Explanatory documents should be diffused by a single European body in all countries and published on all financial services website. Content should be equal in all jurisdiction.
Emphasis should be put on sanction harmonization as well : too low sanctions in some countries may result attractive for new players. A unique and common registry of registered entity would also help.
yes. European passport implies a full harmonization of consumer rights.
Also better explanation should be given between what a permanent establishment versus a branch means. Answer to §10 above apply here as well.
• Complex consumer law from a country to another
• Some regulators take the approach that even a minimal physical presence in a country imply setting up a branch, meaning high costs, delays and even redundancy of functions.
• Reporting formats and reported content differ significantly from a country to another.
• Harmonization of application process
• Harmonization of reporting methods (unique entry point) and content is necessary.
• Single entity registry
• Single Sanction framework and registry
• Single Fit and Proper test for financial entity directors
Complaints reporting requirement are too different from a country to another :
• Different process
• Different sanctions
• Different answer time
100% harmonization is necessary to ensure quality of service across the union. A single entity at European level should handle this, give common guidance and handle sanctions.
Definitely the identification of non-national persons is a digitalization bottle neck for many fintechs.
Despite recognizing video identification for national, too many countries still require apostilled or certified copies of documents when onboarding a non-national client.
This could be totally digitalized since trade registries and notary registries data bases are connected in Europe.

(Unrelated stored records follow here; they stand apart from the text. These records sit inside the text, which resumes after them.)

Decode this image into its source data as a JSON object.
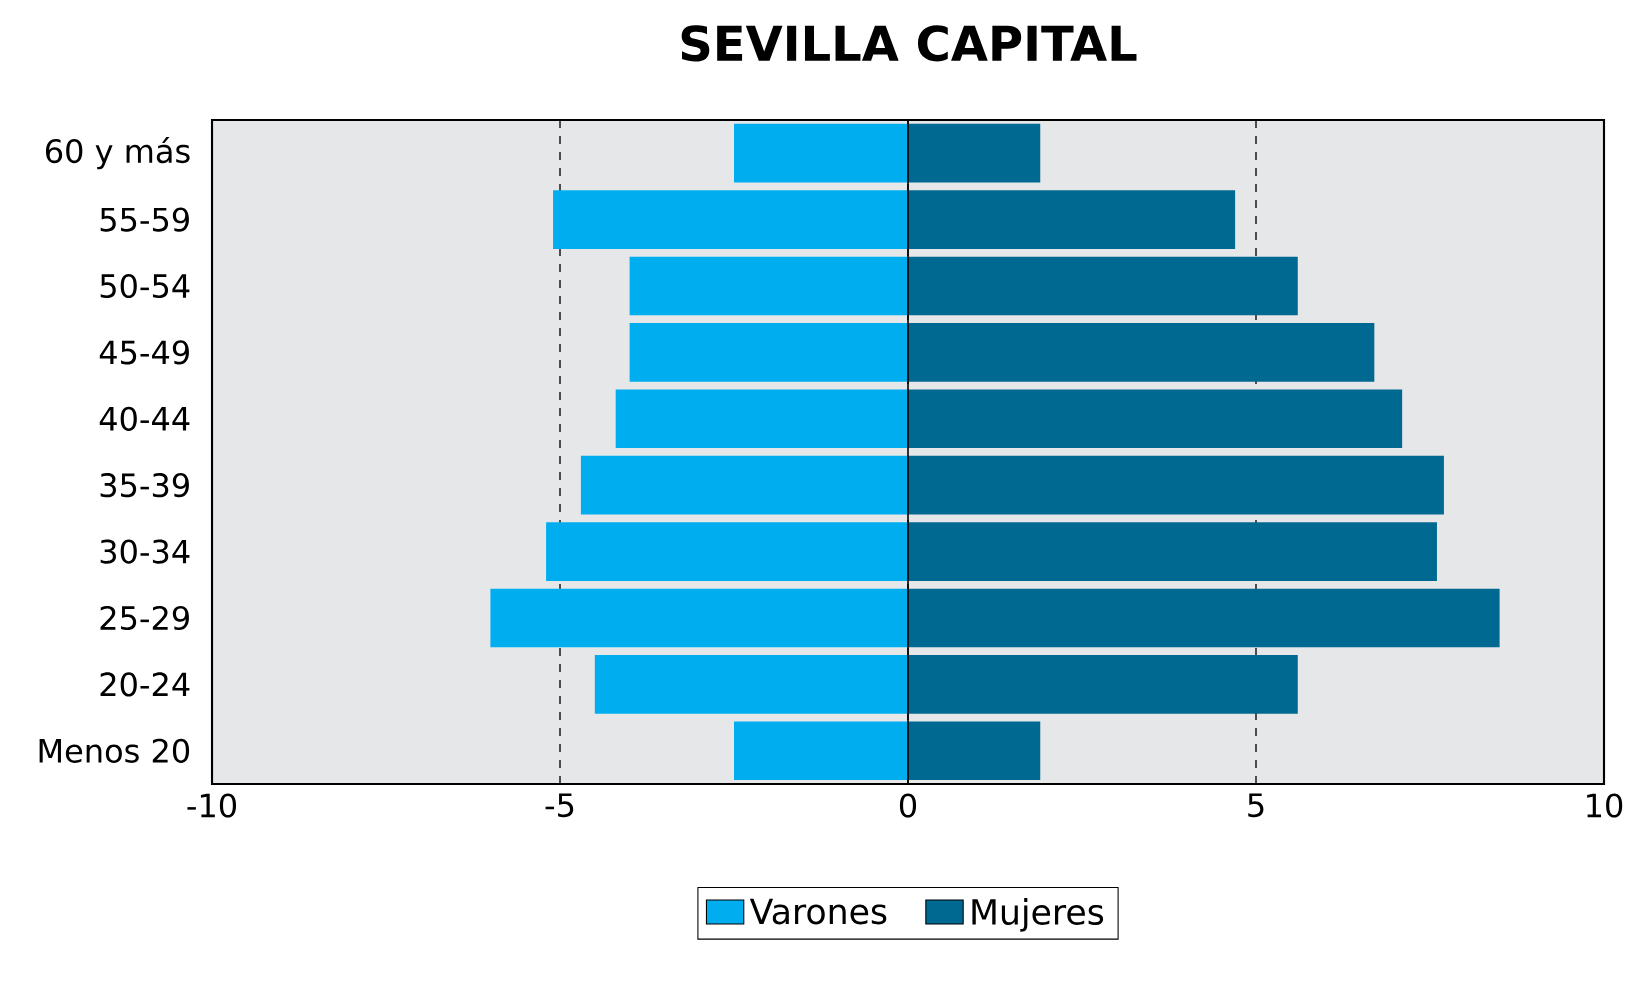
{
  "chart_data": {
    "type": "bar",
    "orientation": "horizontal",
    "stacked": true,
    "title": "SEVILLA CAPITAL",
    "categories": [
      "60 y más",
      "55-59",
      "50-54",
      "45-49",
      "40-44",
      "35-39",
      "30-34",
      "25-29",
      "20-24",
      "Menos 20"
    ],
    "series": [
      {
        "name": "Varones",
        "color": "#00aeef",
        "values": [
          -2.5,
          -5.1,
          -4.0,
          -4.0,
          -4.2,
          -4.7,
          -5.2,
          -6.0,
          -4.5,
          -2.5
        ]
      },
      {
        "name": "Mujeres",
        "color": "#006991",
        "values": [
          1.9,
          4.7,
          5.6,
          6.7,
          7.1,
          7.7,
          7.6,
          8.5,
          5.6,
          1.9
        ]
      }
    ],
    "xlim": [
      -10,
      10
    ],
    "xticks": [
      -10,
      -5,
      0,
      5,
      10
    ],
    "grid": "x",
    "line_style": "dashed",
    "legend": "bottom"
  }
}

This is a total non-sense.
A document digitally extracted from a non-national official body should be deemed legally valid in all the union.
A Registry of UBOs would also reduce time and cost of onboarding
Where manipulation of data always raises concerns, we believe this is risk not new. Incumbent have been siting for years on a massive amount data that they do not or cannot exploit and do not always store properly.
We believe better data treatment allows better segmentation, and finally increases reach of financial services to underserved clients. Some successful example of this are being seen today in several European countries.
Crime does not know borders and so AML/CFT should not neither.
Again harmonizing the guidance across union is fundamental. We cannot have countries where AML requirements are light and other where it is totally burdensome. This creates risk for the entire system and distorts competition.
A European AML/CFT body should be created and be in charge of tasks such as:
• Defining rules for each of the Fintech categories
• Publishing lists of AML/CFT compliant entities
• Publishing lists of sanctioned entities
• Clearly define compulsory control functions: too many Fintech start with no compliance or internal audit functions in place.
• Open a communication channel with Fintech so that new businesses can ask questions and clear doubts
• Handle Director fit and proper test at European level should also be the rule
Money remittance is clearly the most sensitive area. Most of money laundering or terrorist financing technics use numerous transfers of small amounts of money. This is hard to detect without powerful filters of transactions. Those filters must be dynamics and change flagging criteria on a constant basis. If, few fintech, have them I place, it must be noted that few banks are pioneer in that field.
Not really. Indeed most of the AML/CFT impediments are coming from banks who tend to use those arguments as a reason for not giving banking coverage to Fintechs.
When regulatory or external audit inspection take place, Fintech processes are often leaner and more efficient than incumbents. The capacity to deal with many data in very short time tends to make Fintech more prompt to detect fraudulent payments.